Pour Fabrice Boissier, directeur général délégué de l’Agence de la transition écologique (Ademe) il faudrait déjà faire un peu le ménage dans l’affichage et "exclure les autoallégations et logos privés de certains industriels. Ça dégagerait le paysage", a-t-il clairement dit. L’Ademe a d’ailleurs lancé une vingtaine d’expérimentations sur l’affichage environnemental basé sur la méthode d’évaluation normalisée "Analyse du cycle de vie" (ACV). Elle rendra publics les résultats de ses tests dans le courant de l’automne. Reste que la méthode ACV, bien que partagée au plan international, est sous le feu des critiques puisque les critères aujourd’hui retenus font que le soja importé du Brésil obtient une meilleure note que celui cultivé en France ou en Europe.  L’interprofession bétail et viandes (Interbev), mécontente de cette méthode avait lancé, début avril, des travaux spécifiques visant à proposer une alternative. Elle souhaite que l’ACV tienne compte d’autres indicateurs comme le nombre de m² de biodiversité préservée par kilo de viande produit, mais également la valorisation de l’herbe, le stockage carbone lié à l’élevage ainsi que l’entretien des paysages. Il est vrai que l’élevage contribue notamment à enrichir les sols, éviter les risques d’érosion, de feux de forêt et d’avalanches. Sabine Bonnot acquiesce sur le fond et remarque qu’il est plus simple de tracer un téléphone portable qu’une côte de bœuf.  "Le vivant ne se met pas en boîte" , a-t-elle résumé.

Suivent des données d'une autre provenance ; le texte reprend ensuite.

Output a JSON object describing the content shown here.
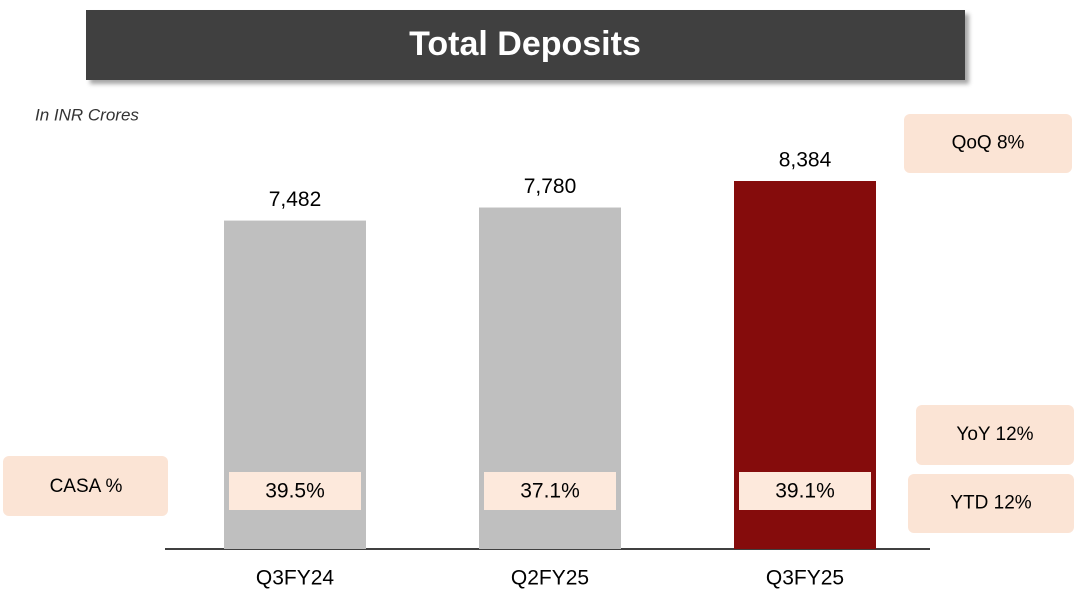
{
  "chart_data": {
    "type": "bar",
    "title": "Total Deposits",
    "subtitle": "In INR Crores",
    "categories": [
      "Q3FY24",
      "Q2FY25",
      "Q3FY25"
    ],
    "values": [
      7482,
      7780,
      8384
    ],
    "value_labels": [
      "7,482",
      "7,780",
      "8,384"
    ],
    "colors": [
      "#bfbfbf",
      "#bfbfbf",
      "#850c0c"
    ],
    "casa": {
      "label": "CASA %",
      "values": [
        39.5,
        37.1,
        39.1
      ],
      "value_labels": [
        "39.5%",
        "37.1%",
        "39.1%"
      ]
    },
    "annotations": [
      "QoQ 8%",
      "YoY 12%",
      "YTD 12%"
    ]
  }
}
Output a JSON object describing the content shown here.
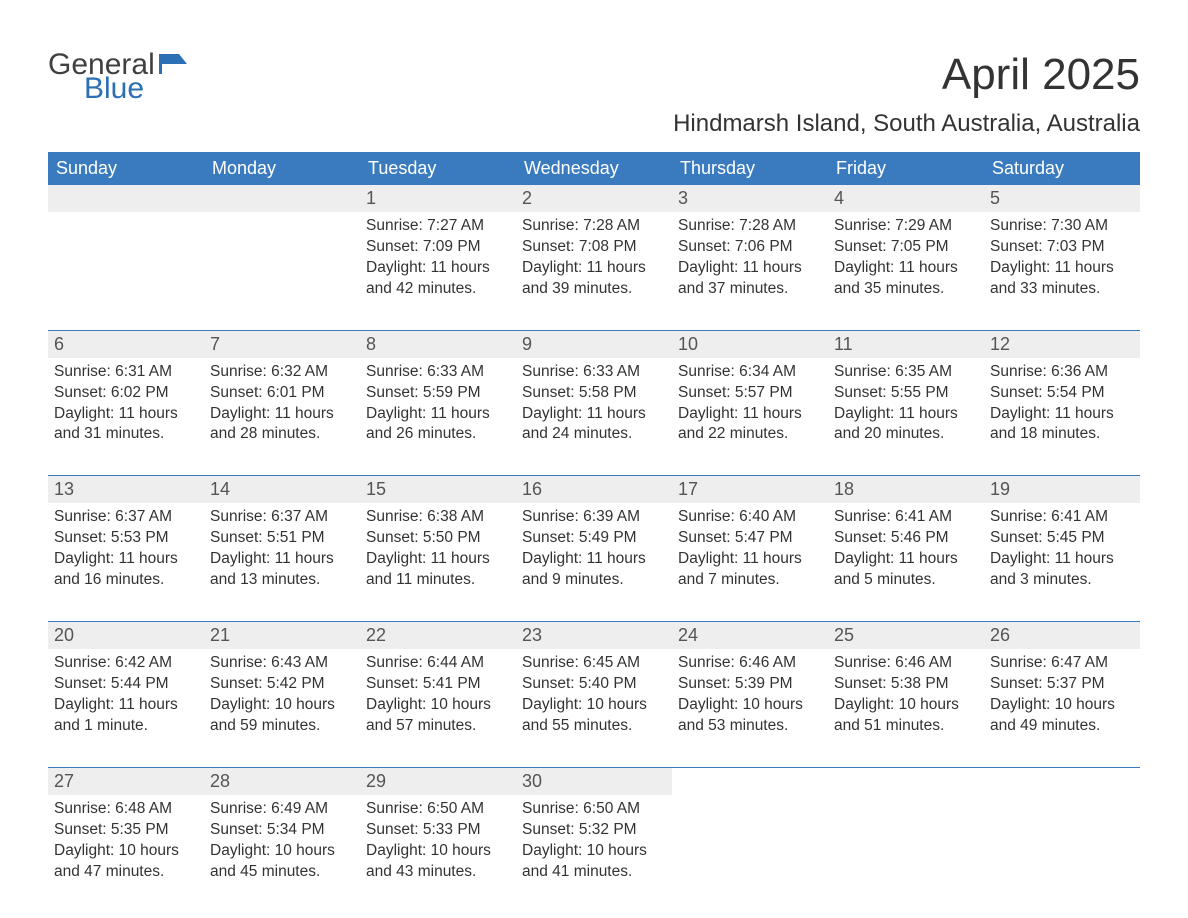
{
  "logo": {
    "general": "General",
    "blue": "Blue",
    "flag_color": "#2b6fb5"
  },
  "title": "April 2025",
  "location": "Hindmarsh Island, South Australia, Australia",
  "header_bg": "#3a7bbf",
  "header_fg": "#ffffff",
  "daynum_bg": "#eeeeee",
  "text_color": "#333333",
  "days_of_week": [
    "Sunday",
    "Monday",
    "Tuesday",
    "Wednesday",
    "Thursday",
    "Friday",
    "Saturday"
  ],
  "weeks": [
    [
      null,
      null,
      {
        "n": "1",
        "sunrise": "7:27 AM",
        "sunset": "7:09 PM",
        "daylight": "11 hours and 42 minutes."
      },
      {
        "n": "2",
        "sunrise": "7:28 AM",
        "sunset": "7:08 PM",
        "daylight": "11 hours and 39 minutes."
      },
      {
        "n": "3",
        "sunrise": "7:28 AM",
        "sunset": "7:06 PM",
        "daylight": "11 hours and 37 minutes."
      },
      {
        "n": "4",
        "sunrise": "7:29 AM",
        "sunset": "7:05 PM",
        "daylight": "11 hours and 35 minutes."
      },
      {
        "n": "5",
        "sunrise": "7:30 AM",
        "sunset": "7:03 PM",
        "daylight": "11 hours and 33 minutes."
      }
    ],
    [
      {
        "n": "6",
        "sunrise": "6:31 AM",
        "sunset": "6:02 PM",
        "daylight": "11 hours and 31 minutes."
      },
      {
        "n": "7",
        "sunrise": "6:32 AM",
        "sunset": "6:01 PM",
        "daylight": "11 hours and 28 minutes."
      },
      {
        "n": "8",
        "sunrise": "6:33 AM",
        "sunset": "5:59 PM",
        "daylight": "11 hours and 26 minutes."
      },
      {
        "n": "9",
        "sunrise": "6:33 AM",
        "sunset": "5:58 PM",
        "daylight": "11 hours and 24 minutes."
      },
      {
        "n": "10",
        "sunrise": "6:34 AM",
        "sunset": "5:57 PM",
        "daylight": "11 hours and 22 minutes."
      },
      {
        "n": "11",
        "sunrise": "6:35 AM",
        "sunset": "5:55 PM",
        "daylight": "11 hours and 20 minutes."
      },
      {
        "n": "12",
        "sunrise": "6:36 AM",
        "sunset": "5:54 PM",
        "daylight": "11 hours and 18 minutes."
      }
    ],
    [
      {
        "n": "13",
        "sunrise": "6:37 AM",
        "sunset": "5:53 PM",
        "daylight": "11 hours and 16 minutes."
      },
      {
        "n": "14",
        "sunrise": "6:37 AM",
        "sunset": "5:51 PM",
        "daylight": "11 hours and 13 minutes."
      },
      {
        "n": "15",
        "sunrise": "6:38 AM",
        "sunset": "5:50 PM",
        "daylight": "11 hours and 11 minutes."
      },
      {
        "n": "16",
        "sunrise": "6:39 AM",
        "sunset": "5:49 PM",
        "daylight": "11 hours and 9 minutes."
      },
      {
        "n": "17",
        "sunrise": "6:40 AM",
        "sunset": "5:47 PM",
        "daylight": "11 hours and 7 minutes."
      },
      {
        "n": "18",
        "sunrise": "6:41 AM",
        "sunset": "5:46 PM",
        "daylight": "11 hours and 5 minutes."
      },
      {
        "n": "19",
        "sunrise": "6:41 AM",
        "sunset": "5:45 PM",
        "daylight": "11 hours and 3 minutes."
      }
    ],
    [
      {
        "n": "20",
        "sunrise": "6:42 AM",
        "sunset": "5:44 PM",
        "daylight": "11 hours and 1 minute."
      },
      {
        "n": "21",
        "sunrise": "6:43 AM",
        "sunset": "5:42 PM",
        "daylight": "10 hours and 59 minutes."
      },
      {
        "n": "22",
        "sunrise": "6:44 AM",
        "sunset": "5:41 PM",
        "daylight": "10 hours and 57 minutes."
      },
      {
        "n": "23",
        "sunrise": "6:45 AM",
        "sunset": "5:40 PM",
        "daylight": "10 hours and 55 minutes."
      },
      {
        "n": "24",
        "sunrise": "6:46 AM",
        "sunset": "5:39 PM",
        "daylight": "10 hours and 53 minutes."
      },
      {
        "n": "25",
        "sunrise": "6:46 AM",
        "sunset": "5:38 PM",
        "daylight": "10 hours and 51 minutes."
      },
      {
        "n": "26",
        "sunrise": "6:47 AM",
        "sunset": "5:37 PM",
        "daylight": "10 hours and 49 minutes."
      }
    ],
    [
      {
        "n": "27",
        "sunrise": "6:48 AM",
        "sunset": "5:35 PM",
        "daylight": "10 hours and 47 minutes."
      },
      {
        "n": "28",
        "sunrise": "6:49 AM",
        "sunset": "5:34 PM",
        "daylight": "10 hours and 45 minutes."
      },
      {
        "n": "29",
        "sunrise": "6:50 AM",
        "sunset": "5:33 PM",
        "daylight": "10 hours and 43 minutes."
      },
      {
        "n": "30",
        "sunrise": "6:50 AM",
        "sunset": "5:32 PM",
        "daylight": "10 hours and 41 minutes."
      },
      null,
      null,
      null
    ]
  ],
  "labels": {
    "sunrise": "Sunrise: ",
    "sunset": "Sunset: ",
    "daylight": "Daylight: "
  }
}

Nutriscore a été conçu en cinq ans.

Bien-être des producteurs

Lisa Faulet, chargée de mission alimentation à CLCV souhaiterait que les consommateurs soient aussi associés à cette démarche d’affichage environnemental et qu’on y inclut d’autres critères comme les circuits courts, le potentiel recyclage des emballages, le bien-être animal (BEA) mais aussi la rémunération des producteurs et "pourquoi pas leur bien-être ?" s’est-elle interrogée.
Si ce dernier devait voir le jour, faudrait-il le rendre obligatoire ? Sur ce point, les avis restent très partagés. La CLCV se prononce pour et Anne-Claire Asselin abonde dans son sens, "si c’est optionnel, il n’aura pas la même force que s’il est obligatoire". En revanche, François Boissier pense qu’il faut s’en remettre "à la responsabilité de chacun", citant l’exemple du Nutriscore qui commence à entrer dans les mœurs. Encore faut-il que les entreprises aient les moyens financiers de s’inscrire dans une telle démarche car le coût peut atteindre jusqu’à 10 000 euros par produit. Et pourquoi ne pas tenir compte aussi de la responsabilité sociale et environnementale des entreprises, "avec un critère bien-être des salariés ?", a interrogé Sabine Bonnot. "Nutriscore a été conçu en cinq ans", a rappelé Pierre Slamich, cofondateur d’Open Food Fact (Ecoscore). Autrement dit, il reste encore du temps avant qu’un affichage environnemental à la mode Nutriscore, c’est-à-dire fiable, lisible et accepté par l’ensemble de la filière agroalimentaire et des consommateurs, voit le jour. "Il faut être prudent sur l’affichage environnemental unique", a conclu Philippe Henry, président de l’Agence Bio. "Il ne sera pas parfait. Mais qu’il reprenne au moins l’essentiel".